Working with independent production company Beijing Rosat Film & TV Production, the 4K Red digital cameras will roll from May 5 in film studios in and around Beijing.

Post-production will be undertaken in Adelaide; Andreacchio (Napoleon, Young Blades, Elephant Tales) said it would be the first time that film-makers have created a traditional Chinese dragon in the computer for use in a live-action film.

The Last Dragon is the story of Josh, who travels to China from Australia to visit his archaeologist father.

Andreacchio is producing John Armstrong's script alongside Ron Saunders, who has had plenty of experience making family and children's television in China, and John Wild, AMPCO's new chief executive.

The film is being financed via Andreacchio's AMPCO business partners, Geoffrey Rischbieth, who founded a chain of chemist shops, and accountants Graeme Hodge and John Hood.

No distributor or sales agent is involved and, unusually for an Australian independent film with a decent-sized budget, there is no government investment. The South Australian Film Corporation (SAFC), however, this week agreed to provide a loan.

At the same board meeting the SAFC also agreed, with conditions, to invest in Home, an Australian Western to be directed by Kriv Stenders, and The Last Ride, a contemporary road movie and the first feature by director Glendyn Ivin, who won thePalme D'Orat Cannes in 2003 for his short film Crackerbag.

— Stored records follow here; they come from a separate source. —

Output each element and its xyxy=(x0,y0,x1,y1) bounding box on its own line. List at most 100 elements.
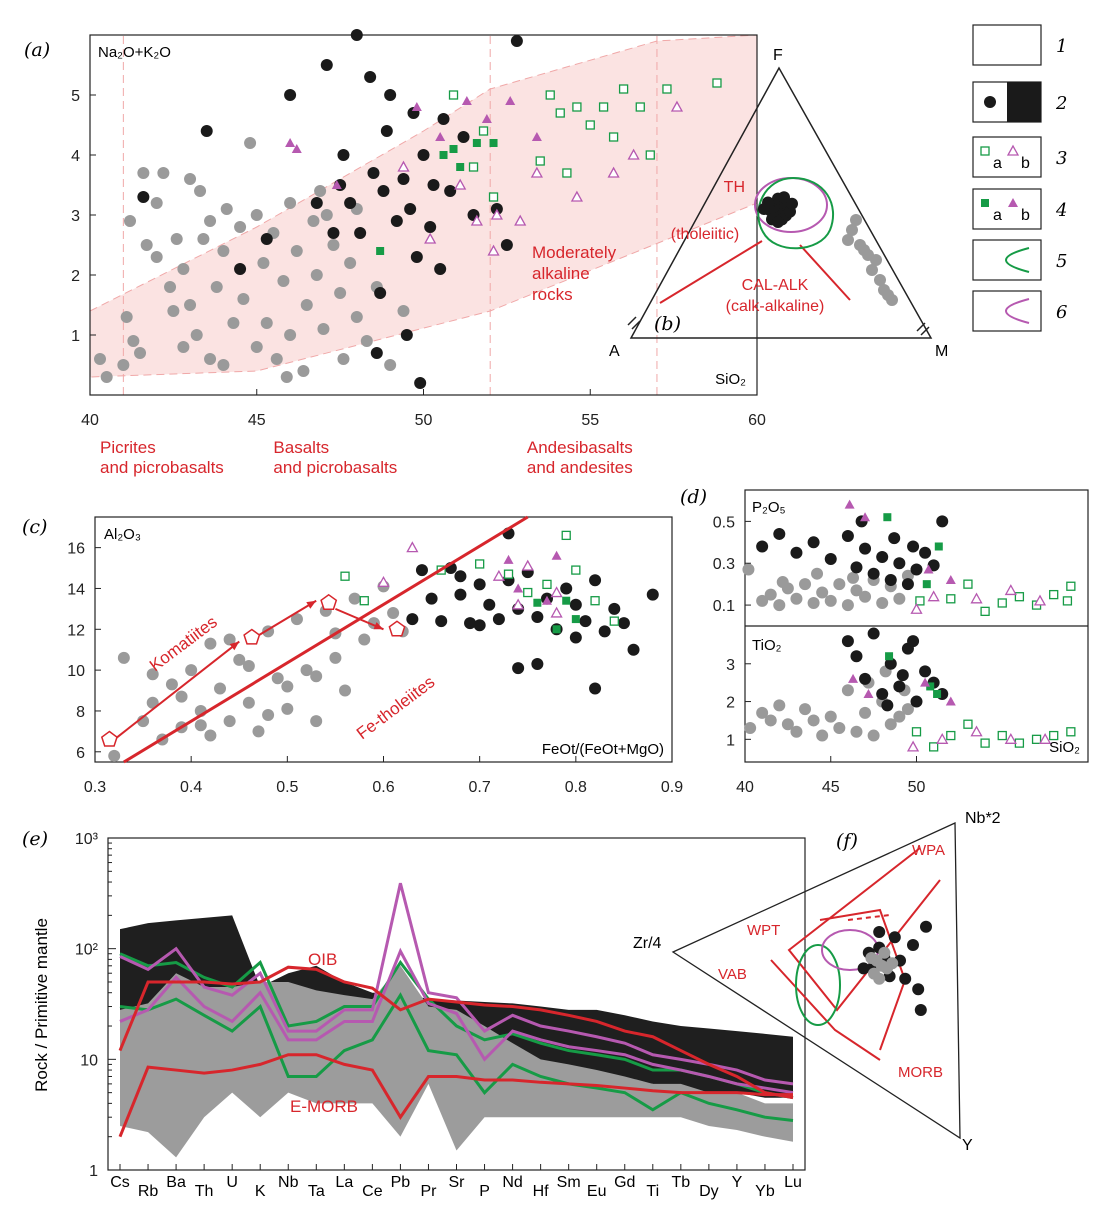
gray-point xyxy=(866,264,878,276)
gray-point xyxy=(841,684,854,697)
black-point xyxy=(406,613,419,626)
gray-point xyxy=(281,680,294,693)
gray-point xyxy=(117,651,130,664)
gray-point xyxy=(384,359,397,371)
gray-point xyxy=(339,684,352,697)
black-point xyxy=(410,251,423,263)
field-boundary xyxy=(787,847,941,1012)
gray-point xyxy=(307,215,320,227)
arrow-line xyxy=(257,599,317,637)
magenta-outline-sample xyxy=(1005,298,1030,324)
gray-point xyxy=(387,606,400,619)
magenta_open-point xyxy=(1004,584,1017,596)
magenta_filled-point xyxy=(848,673,859,683)
gray-point xyxy=(833,722,846,734)
field-boundary xyxy=(770,959,881,1061)
gray-point xyxy=(901,569,914,582)
ternary-frame xyxy=(671,821,961,1140)
y-tick-label: 2 xyxy=(726,695,735,712)
gray-point xyxy=(811,567,824,580)
gray-point xyxy=(242,660,255,673)
element-label: Sr xyxy=(449,1174,466,1191)
magenta_open-point xyxy=(490,208,503,220)
field-label: WPT xyxy=(747,922,780,939)
panel-label: (a) xyxy=(24,39,50,61)
black-point xyxy=(873,926,886,938)
gray-point xyxy=(117,359,130,371)
y-tick-label: 2 xyxy=(71,268,80,285)
green_filled-point xyxy=(883,513,892,522)
gray-point xyxy=(348,592,361,605)
magenta_filled-point xyxy=(503,554,514,564)
element-label: Yb xyxy=(755,1183,775,1200)
gray-point xyxy=(859,706,872,719)
gray-point xyxy=(824,710,837,723)
gray-point xyxy=(756,706,769,719)
gray-point xyxy=(260,317,273,329)
magenta_open-point xyxy=(514,214,527,226)
gray-point xyxy=(790,725,803,738)
element-label: Sm xyxy=(557,1174,581,1191)
gray-point xyxy=(886,957,899,970)
magenta_filled-point xyxy=(531,132,542,141)
y-axis-label: Al₂O₃ xyxy=(104,526,141,543)
legend: 1 2 3 a b 4 a b 5 6 xyxy=(972,24,1067,332)
black-point xyxy=(424,221,437,233)
rock-type-label: Andesibasalts xyxy=(527,438,633,457)
black-point xyxy=(320,59,333,71)
field-label: alkaline xyxy=(532,264,590,283)
black-point xyxy=(350,29,363,41)
ternary-frame xyxy=(629,66,933,339)
vertex-label: M xyxy=(935,343,948,360)
panel-f: Nb*2 Zr/4 Y (f) WPA WPT VAB MORB xyxy=(633,810,1001,1154)
black-point xyxy=(888,532,901,545)
panel-d: 40 45 50 0.1 0.3 0.5 1 2 3 P₂O₅ TiO₂ SiO₂ (d) xyxy=(680,486,1089,796)
gray-point xyxy=(360,335,373,347)
black-point xyxy=(531,658,544,670)
green_filled-point xyxy=(885,652,894,661)
black-point xyxy=(260,233,273,245)
black-point xyxy=(589,682,602,695)
gray-point xyxy=(320,209,333,221)
magenta_filled-point xyxy=(435,132,446,141)
legend-sub-a: a xyxy=(993,155,1002,172)
green_filled-point xyxy=(922,580,931,589)
gray-point xyxy=(277,275,290,287)
vertex-label: F xyxy=(773,47,783,64)
black-point xyxy=(608,602,621,615)
legend-number: 6 xyxy=(1056,302,1067,323)
y-axis-label: P₂O₅ xyxy=(752,499,786,516)
black-point xyxy=(927,559,940,572)
green_filled-point xyxy=(456,163,465,171)
magenta_filled-point xyxy=(505,96,516,105)
magenta_filled-point xyxy=(1008,198,1018,207)
black-point xyxy=(310,197,323,209)
gray-point xyxy=(310,670,323,683)
magenta_open-point xyxy=(1033,594,1047,606)
gray-point xyxy=(297,365,310,377)
gray-point xyxy=(799,578,812,591)
x-axis-label: FeOt/(FeOt+MgO) xyxy=(542,741,664,758)
legend-box xyxy=(972,24,1042,66)
gray-point xyxy=(816,729,829,742)
black-point xyxy=(404,203,417,215)
magenta_filled-point xyxy=(291,144,302,153)
magenta_open-point xyxy=(607,166,620,178)
gray-point xyxy=(893,710,906,723)
legend-sub-b: b xyxy=(1021,207,1030,224)
black-point xyxy=(893,680,906,693)
black-point xyxy=(936,515,949,528)
gray-point xyxy=(300,664,313,677)
gray-point xyxy=(859,590,872,603)
y-tick-label: 0.5 xyxy=(713,514,735,531)
gray-point xyxy=(257,257,270,269)
green-outline-sample xyxy=(1005,247,1030,273)
oib-label: OIB xyxy=(308,950,337,969)
magenta_open-point xyxy=(424,232,437,244)
field-label: (tholeiitic) xyxy=(671,226,739,243)
green_open-point xyxy=(1066,581,1076,591)
magenta-series-line xyxy=(119,947,794,1095)
element-label: Th xyxy=(195,1183,214,1200)
gray-point xyxy=(841,599,854,612)
legend-box xyxy=(972,136,1042,178)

The Last Ride is about a young boy and his father on the run from the law and is adapted from a novel by Denise Young. Home tells what happens when three soldiers arrive at the home of an impoverished and isolated farming family. Told through the eyes of a 12-year-old boy, it is set in 1902.

The Adelaide Film Festival investment fund has promised financing to both films, providing they can complete their financing and production arrangements in time to screen at the next festival in February 2009. The producers, Kristian Moliere (Home) and Nick Cole and Antonia Barnard (The Last Ride), are in discussions with sales agents.

Madman is distributing The Last Ride, about a father and son on the run from the law. Madman released Kenny, which grossed more than any other Australian independent film in 2006.

Robert Connolly and John Maynard, the producers of the 2007 AFI Award best film winner Romulus, My Father, are Home's executive producers and will release the thriller in Australia through their distribution company Footprint Films.

They took Andy Cox's script to Stenders and Moliere after seeing the pair's most recent film, Boxing Day. The plan is to shoot Home using similar techniques: Boxing Day was shot on digital on a 360-degree set, had few cuts. Its acclaim far outweighed its tiny $154,000 (A$170,000) budget.